The reality is so much simpler than that - most people just don't want to listen to or host their bullshit and have every right not to. But to the "Free Speech" crowd, that's unacceptable - they MUST be heard, and they will accuse other people of being tyrants for exercising their right not to listen. They believe that "Free Speech" means they should be allowed to impose their speech on others freely.
Yet no matter how much they might insist, the Freedom To Speak is not the same thing as the Freedom To Have An Audience.
Also, it is truly ironic that for a group of people claiming to be "silenced" and "censored", they are able to speak out so vocally and so ubiquitously about it!
Go walk into your local bookstore and head to the section where they have political books, and browse the shelves looking for conservative titles. You will find dozens, if not HUNDREDS, of titles by conservative writers decrying how they are being "Silenced" and "Free Speech" is being "killed" by "The Leftists"!
Awful lot of speech coming from a supposedly "silenced" group of people, huh?
@Verloren
I sympathize with your position on free speech; there's a real distinction between free speech as a legal/constitutional principle, and as an interpersonal way of life. That said, what I saw of Bromwich on Wikipedia indicates he may be less of a right-wing agitator than the sort of liberal whose vocation is saying things other liberals don't always want to hear (like our esteemed blogger, perhaps?).
It seems to me the real question is whether Bromwich is naively missing our historical moment, or if he's brilliantly identifying the solution to it. His essay sounds to me a little old-fashioned; there's a sort of academic, chin-stroking, peaceable kingdom aspect to it. Has the urgency and conflictuality of our moment taken us, sadly, past that? *I don't know.*
Three points I would make:
1) The fact is, a lot of serious historical badness does start with public speech; for example, I'm in the process of reading (along with about fifty other things at once, with only slow progress on all) a dissertation that traces how Colombia's Violencia epoch was (partly, of course) born in a deterioration of political rhetoric. The question is, is today's divisive speech leading to some larger badness in this country, or is that an illusion? I truly don't know, but I do know that that's not a question that I think can be answered with a Kevin Drum-style "shape up, folks" screed. Unhelpful to pretend it's not a hard question.
2) Bromwich does miss, I think, that a good deal of public speech is now consciously meant to be divisive. In the sixties leftists called this "heightening the contradictions." I think it would be naive to assume that, at this point, right wing groups invite Charles Murray or Milo Yiannopoilos to campus because they "just want to hear what they have to say." Creating divisive media sensation is the point. And I don't think it's enough to say liberals have asked for it by restricting speech--particularly if our historical situation really is getting to a Bad Place.
3) I think there is some truth to the idea that, let's call them, progressive attitudes toward speech (including complaints of "hurt," etc.) have reduced the amount of what Rorty called "socially-accepted sadism" that was the casual norm in this country 70 or so years ago.

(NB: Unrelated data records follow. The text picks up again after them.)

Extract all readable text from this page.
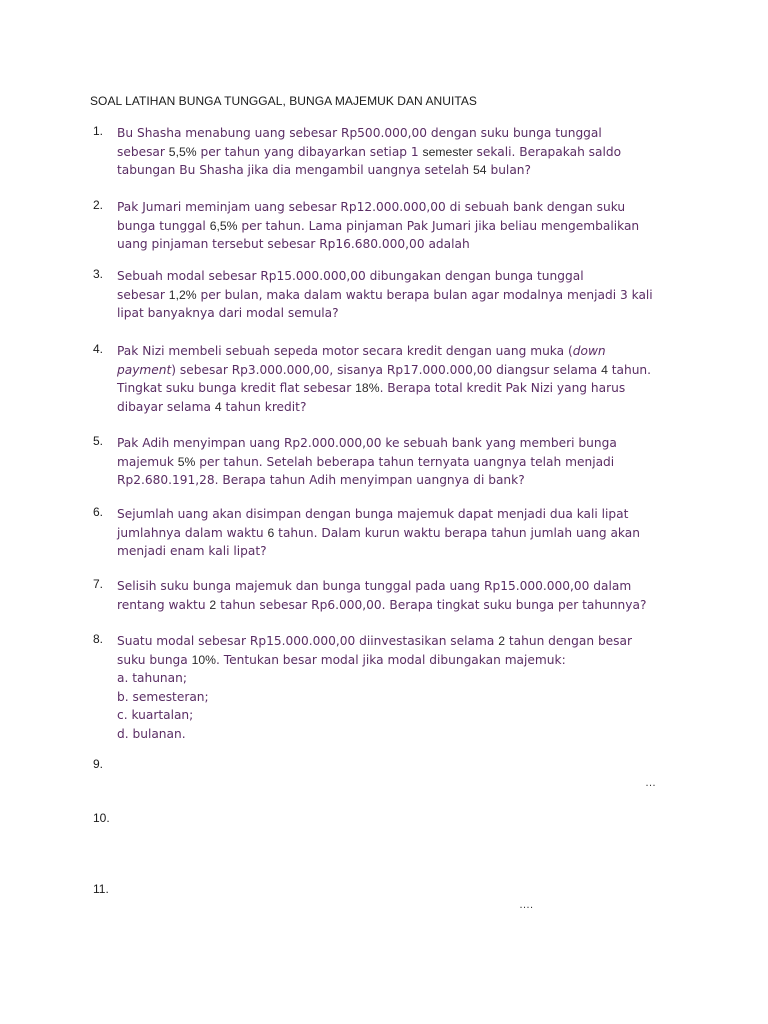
SOAL LATIHAN BUNGA TUNGGAL, BUNGA MAJEMUK DAN ANUITAS
1. Bu Shasha menabung uang sebesar Rp500.000,00 dengan suku bunga tunggal
sebesar 5,5% per tahun yang dibayarkan setiap 1 semester sekali. Berapakah saldo
tabungan Bu Shasha jika dia mengambil uangnya setelah 54 bulan?
2. Pak Jumari meminjam uang sebesar Rp12.000.000,00 di sebuah bank dengan suku
bunga tunggal 6,5% per tahun. Lama pinjaman Pak Jumari jika beliau mengembalikan
uang pinjaman tersebut sebesar Rp16.680.000,00 adalah
3. Sebuah modal sebesar Rp15.000.000,00 dibungakan dengan bunga tunggal
sebesar 1,2% per bulan, maka dalam waktu berapa bulan agar modalnya menjadi 3 kali
lipat banyaknya dari modal semula?
4. Pak Nizi membeli sebuah sepeda motor secara kredit dengan uang muka (down
payment) sebesar Rp3.000.000,00, sisanya Rp17.000.000,00 diangsur selama 4 tahun.
Tingkat suku bunga kredit flat sebesar 18%. Berapa total kredit Pak Nizi yang harus
dibayar selama 4 tahun kredit?
5. Pak Adih menyimpan uang Rp2.000.000,00 ke sebuah bank yang memberi bunga
majemuk 5% per tahun. Setelah beberapa tahun ternyata uangnya telah menjadi
Rp2.680.191,28. Berapa tahun Adih menyimpan uangnya di bank?
6. Sejumlah uang akan disimpan dengan bunga majemuk dapat menjadi dua kali lipat
jumlahnya dalam waktu 6 tahun. Dalam kurun waktu berapa tahun jumlah uang akan
menjadi enam kali lipat?
7. Selisih suku bunga majemuk dan bunga tunggal pada uang Rp15.000.000,00 dalam
rentang waktu 2 tahun sebesar Rp6.000,00. Berapa tingkat suku bunga per tahunnya?
8. Suatu modal sebesar Rp15.000.000,00 diinvestasikan selama 2 tahun dengan besar
suku bunga 10%. Tentukan besar modal jika modal dibungakan majemuk:
a. tahunan;
b. semesteran;
c. kuartalan;
d. bulanan.
9.
10.
11.
…
….
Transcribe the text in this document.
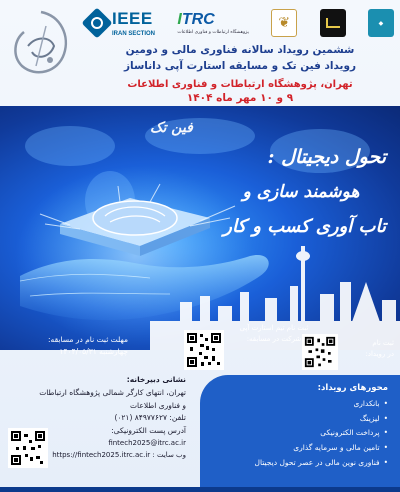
IEEE
IRAN SECTION
ITRC
پژوهشگاه ارتباطات و فناوری اطلاعات
❦	◆
ششمین رویداد سالانه فناوری مالی و دومین
رویداد فین تک و مسابقه استارت آپی داناساز
تهران، پژوهشگاه ارتباطات و فناوری اطلاعات
۹ و ۱۰ مهر ماه ۱۴۰۴
فین تک
تحول دیجیتال :
هوشمند سازی و
تاب آوری کسب و کار
مهلت ثبت نام در مسابقه:
چهارشنبه ۱۴۰۴/۰۵/۳۱
ثبت نام تیم استارت آپی
شرکت در مسابقه:
ثبت نام
در رویداد:
نشانی دبیرخانه:
تهران، انتهای کارگر شمالی پژوهشگاه ارتباطات
و فناوری اطلاعات
تلفن: ۸۴۹۷۷۶۲۷ (۰۲۱)
آدرس پست الکترونیکی:
fintech2025@itrc.ac.ir
https://fintech2025.itrc.ac.ir : وب سایت
محورهای رویداد:
• بانکداری
• لیزینگ
• پرداخت الکترونیکی
• تامین مالی و سرمایه گذاری
• فناوری نوین مالی در عصر تحول دیجیتال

I admit that it can go too far, that I have trouble using "they" and other unaccustomed formulations that I didn't grow up with, and that when I was teaching I feared being called to account for a stupid unmeant blunder that would reflect my age (and yes, probably some only semi-repressed biases, too). But I also don't want to go back to where we were in, say, 1960. I understand that resentment of those restrictions are *part* of what feeds Trumpism (how much, I think, is open to debate--and in any case, the role it plays in sparking Trumpist backlash doesn't make me regret our new social forebearance).